I’ve been a steady flickr user since 2006 and have stuck with the service though its ups and downs, being a paid up “pro” member on and off throughout that time. In my experience flickr has remained, and still remains, probably, the best photosharing site out there. It’s combination of flexible privacy / sharing settings, huge free storage space and clean modern interface has helped keep it number one in my book. Not to mention it still has the best and most active groups feature out there. Under Yahoo the service, however, suffered from benign neglect for many years and steadily declined in usage and influence, surpassed by services like instagram. A change in leadership at Yahoo saw some really important changes such has the huge increase in free storage and that clean modern redesign which injected some new energy into the service. For about five minutes, until the neglect resumed and flickr seemed to continue drifting. Not to mention the persistent bugs, performance issues, and spam bots that pop up from time to time. Groups activity also seemed to slowly wane as the service drifted out of peoples consciousness. Nevertheless flickr remained the best overall site out there for photography. No other site seemed to match it as a complete package.
I held off writing my thoughts on flickr after the service was sold this past summer by Yahoo (Oath) to SmugMug, a well established and, I think, well regarded photo hosting / sharing service.
Well this week SmugMug made its move. Announcing a series of changes that have rocked the flickr user community. Starting next year instead of getting 1 TB of free photo storage flickr will be charging $50 US per year for unlimited uploads. That’s the big change. With that they have promised to improve the sites performance, squash the bugs, and deal with the spammers. On top of that they have promised to not sell user data to third parties like facebook / instagram / Google all do. This latter point is very important. They have promised not to engage in surveillance capatalism. So this is great news. I also don’t really have a problem with them charging for the service. That’s basically the way it was in the old days at flickr where you could only have a few hundred public photos before having to pay.
Fine. It’s costs money to run a service like flickr. I get that.
What bothers me about the ‘new’ flickr isn’t any of the above. Those are all reasonable points and / or welcome changes. What bothers me is the new 1000 image rule for free accounts. The new policy being that free accounts can have 1000 images but, and its a big but. If you currently have a free account with more than 1000 images flickr has said they will DELETE any images in excess of those 1000. When they say delete they don’t mean hide them from public view like on the old flickr, they mean delete.

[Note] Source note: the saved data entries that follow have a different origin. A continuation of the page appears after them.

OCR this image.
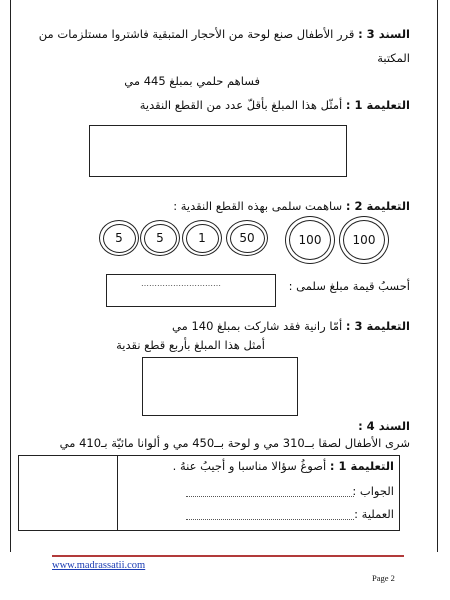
السند 3 : قرر الأطفال صنع لوحة من الأحجار المتبقية فاشتروا مستلزمات من
المكتبة
فساهم حلمي بمبلغ 445 مي
التعليمة 1 : أمثّل هذا المبلغ بأقلّ عدد من القطع النقدية
التعليمة 2 : ساهمت سلمى بهذه القطع النقدية :
100
100
50
1
5
5
أحسبُ قيمة مبلغ سلمى :
…………………………
التعليمة 3 : أمّا رانية فقد شاركت بمبلغ 140 مي
أمثل هذا المبلغ بأربع قطع نقدية
السند 4 :
شرى الأطفال لصقا بــ310 مي و لوحة بــ450 مي و ألوانا مائيّة بـ410 مي
التعليمة 1 : أصوغُ سؤالا مناسبا و أجيبُ عنهُ .
الجواب :
العملية :
www.madrassatii.com
Page 2
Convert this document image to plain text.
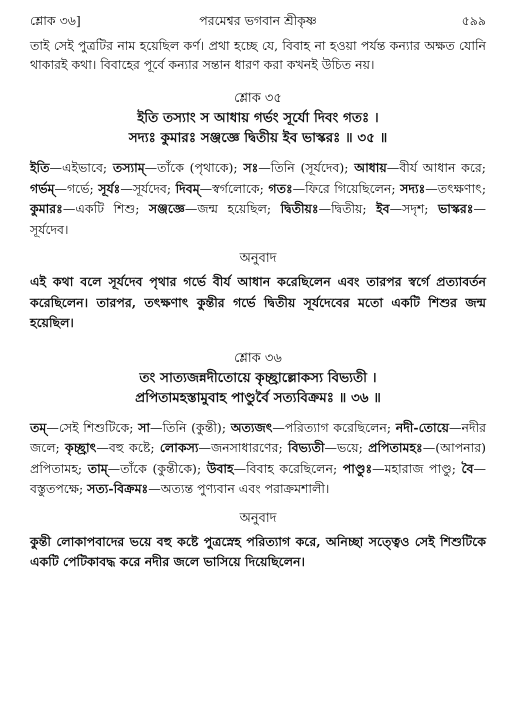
শ্লোক ৩৬]	পরমেশ্বর ভগবান শ্রীকৃষ্ণ	৫৯৯

তাই সেই পুত্রটির নাম হয়েছিল কর্ণ। প্রথা হচ্ছে যে, বিবাহ না হওয়া পর্যন্ত কন্যার অক্ষত যোনি থাকারই কথা। বিবাহের পূর্বে কন্যার সন্তান ধারণ করা কখনই উচিত নয়।

শ্লোক ৩৫
ইতি তস্যাং স আধায় গর্ভং সূর্যো দিবং গতঃ ।
সদ্যঃ কুমারঃ সঞ্জজ্ঞে দ্বিতীয় ইব ভাস্করঃ ॥ ৩৫ ॥

ইতি—এইভাবে; তস্যাম্—তাঁকে (পৃথাকে); সঃ—তিনি (সূর্যদেব); আধায়—বীর্য আধান করে; গর্ভম্—গর্ভে; সূর্যঃ—সূর্যদেব; দিবম্—স্বর্গলোকে; গতঃ—ফিরে গিয়েছিলেন; সদ্যঃ—তৎক্ষণাৎ; কুমারঃ—একটি শিশু; সঞ্জজ্ঞে—জন্ম হয়েছিল; দ্বিতীয়ঃ—দ্বিতীয়; ইব—সদৃশ; ভাস্করঃ—সূর্যদেব।

অনুবাদ

এই কথা বলে সূর্যদেব পৃথার গর্ভে বীর্য আধান করেছিলেন এবং তারপর স্বর্গে প্রত্যাবর্তন করেছিলেন। তারপর, তৎক্ষণাৎ কুন্তীর গর্ভে দ্বিতীয় সূর্যদেবের মতো একটি শিশুর জন্ম হয়েছিল।

শ্লোক ৩৬
তং সাত্যজন্নদীতোয়ে কৃচ্ছ্রাল্লোকস্য বিভ্যতী ।
প্রপিতামহস্তামুবাহ পাণ্ডুর্বৈ সত্যবিক্রমঃ ॥ ৩৬ ॥

তম্—সেই শিশুটিকে; সা—তিনি (কুন্তী); অত্যজৎ—পরিত্যাগ করেছিলেন; নদী-তোয়ে—নদীর জলে; কৃচ্ছ্রাৎ—বহু কষ্টে; লোকস্য—জনসাধারণের; বিভ্যতী—ভয়ে; প্রপিতামহঃ—(আপনার) প্রপিতামহ; তাম্—তাঁকে (কুন্তীকে); উবাহ—বিবাহ করেছিলেন; পাণ্ডুঃ—মহারাজ পাণ্ডু; বৈ—বস্তুতপক্ষে; সত্য-বিক্রমঃ—অত্যন্ত পুণ্যবান এবং পরাক্রমশালী।

অনুবাদ

কুন্তী লোকাপবাদের ভয়ে বহু কষ্টে পুত্রস্নেহ পরিত্যাগ করে, অনিচ্ছা সত্ত্বেও সেই শিশুটিকে একটি পেটিকাবদ্ধ করে নদীর জলে ভাসিয়ে দিয়েছিলেন।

This is crazy! Having been a user since 2006 I have almost 16,000 images on my account with various privacy settings. Only a tiny number are fully public so in effect flickr is saying that if I don’t pay up they’ll delete about 15,000 of my files.
Flickr is also making two contradicting excuses for this plan. On the one had they are saying that storage is expensive to maintain while on the other hand claiming that free account users are using only a tiny amount of the free storage provided anyway.
I my case flickr says I’m using only 4.9 % of my available storage with my 16,000 images. So I’m inclined to believe the latter argument.
The problem here is that flickr users who have been using the service as it was designed to be used, and offered to them, are now facing having much of their archive destroyed unless they pay up.
This feels like something very close to extortion. Worse than that it feels like censorship. Threatening to destroy an artists archive of work directly contradicts SmugMug / flickr’s claims to be pro photographer, pro photography and pro artist. Destroying someones work is just not something an artist focused enterprise should even consider. It should be so far removed from their value system that it never enters their mind.
Yet here we are with the clock ticking, its pay up, or else.
As for me I’ve begun the process of downloading all my photos from flickr. While I don’t mind paying for a service I like and use I won’t even consider it until this deletion policy is reconsidered.